Agora, claro que nada é tão urgente como estar sempre impecavelmente vestido com a última trend-spring-summer-fancy-casual-nice-vision-future-chic-rooftop-fashion. Quem diz última, diz, no máximo, da semana passada porque mais que isso já é “demódé”- que vergonha - e a proximidade entre o Dia da Mulher e a Moda Lisboa fez-me pensar nisso.
Ninguém ouve o que dizemos se estivermos mal vestidos, com roupas velhas, com cortes que ficaram nos anos 90, 2000 ou em Fevereiro de 2017. É impensável aparecermos em público duas vezes com a mesma t-shirt, o mesmo vestido, os mesmos ténis. O que seria do “girl power” se todas não pudessem empilhar quilos e quilos de roupa no quarto, ter “closets” do tamanho de uma aldeia indiana onde habitam 10 mil pessoas, poder escolher uma peça de roupa diferente para cada minuto do dia nos próximos três séculos mesmo não comprando mais nada? Comprar muito, comprar tudo, vestir, despir, voltar a vestir, experimentar outro, ir aos saldos, este top só custa 3€, então compra das 20 cores disponíveis, compra mais, compra tudo, e depois grita ao mundo como és livre no teu “girl power”. E quem diz “girl”, diz “boy”. Um fato para cada dia do ano, t-shirts usadas uma vez e deitadas fora, porque igualdade é os homens também poderem ter assim tanta roupa e não repetirem uma gravata uma única vez na vida.

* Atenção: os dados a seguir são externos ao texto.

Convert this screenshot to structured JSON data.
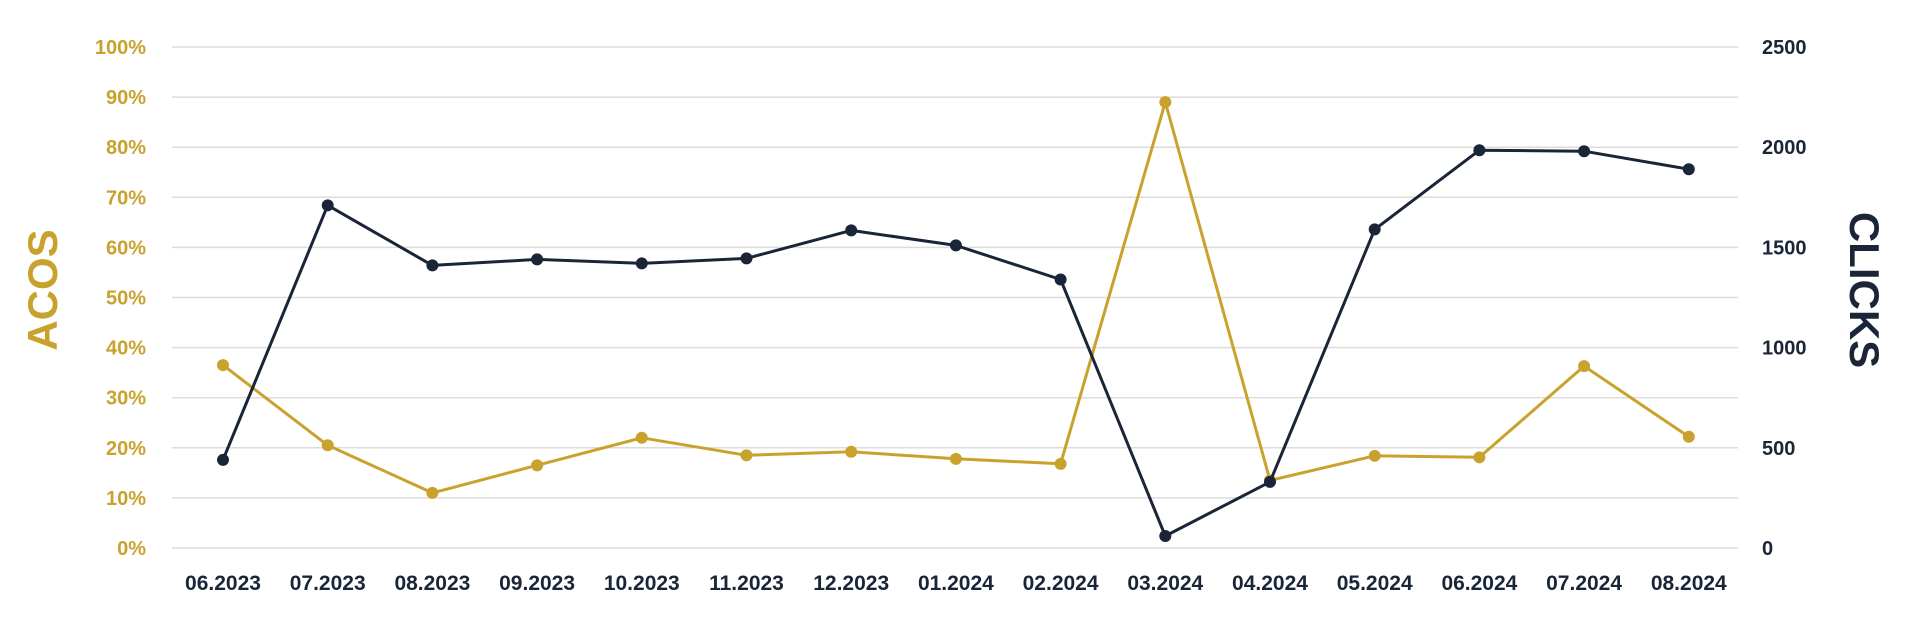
{
  "chart_data": {
    "type": "line",
    "categories": [
      "06.2023",
      "07.2023",
      "08.2023",
      "09.2023",
      "10.2023",
      "11.2023",
      "12.2023",
      "01.2024",
      "02.2024",
      "03.2024",
      "04.2024",
      "05.2024",
      "06.2024",
      "07.2024",
      "08.2024"
    ],
    "series": [
      {
        "name": "ACOS",
        "axis": "left",
        "color": "#c9a22e",
        "values": [
          36.5,
          20.5,
          11,
          16.5,
          22,
          18.5,
          19.2,
          17.8,
          16.8,
          89,
          13.5,
          18.4,
          18.1,
          36.3,
          22.2
        ]
      },
      {
        "name": "CLICKS",
        "axis": "right",
        "color": "#1b2538",
        "values": [
          440,
          1710,
          1410,
          1440,
          1420,
          1445,
          1585,
          1510,
          1340,
          60,
          330,
          1590,
          1985,
          1980,
          1890
        ]
      }
    ],
    "ylabel_left": "ACOS",
    "ylabel_right": "CLICKS",
    "ylim_left": [
      0,
      100
    ],
    "ylim_right": [
      0,
      2500
    ],
    "yticks_left": [
      "0%",
      "10%",
      "20%",
      "30%",
      "40%",
      "50%",
      "60%",
      "70%",
      "80%",
      "90%",
      "100%"
    ],
    "yticks_right": [
      "0",
      "500",
      "1000",
      "1500",
      "2000",
      "2500"
    ],
    "grid": true,
    "legend": "none"
  }
}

Claro que isto tudo tem muito mais graça do que parece. Actualmente, há 40 milhões de trabalhadores na indústria têxtil mundial. 85% destes trabalhadores são mulheres que recebem mais ou menos 3 dólares por dia por causa das grandes marcas que esmagam impiedosamente as margens dos fabricantes. Wohoooo! GIRL POWER! Três dólares dá para comprar mais um top. Não dá é para comerem grande coisa, ou pagar uma casa, pôr os putos na escola ou ir ao médico. Mas para as mulheres do Ocidente não se apresentarem com um único borboto, as mulheres da Índia, da China ou do Bangladesh têm que trabalhar um pouco mais. Vá lá, são só 12 horas por dia. Têm de ser umas para as outras, não é verdade?
“Somos todos iguais, mas uns somos mais iguais que outros.”
Sugestões mais ou menos culturais que, no caso de não valerem a pena, vos permitem vir insultar-me e cobrar-me uma jola:
Documentário: "The True Cost". É duro de ver, mas vale muito a pena ficar a conhecer melhor como funciona a indústria da moda. Vai deixar-vos a pensar um pouco, no mínimo.
Holi: A tradicional festa das cores indiana vai ser celebrada no Martim Moniz. É este sábado, dia 18, a partir ds 16h00. Levem roupas usadas, sem medos.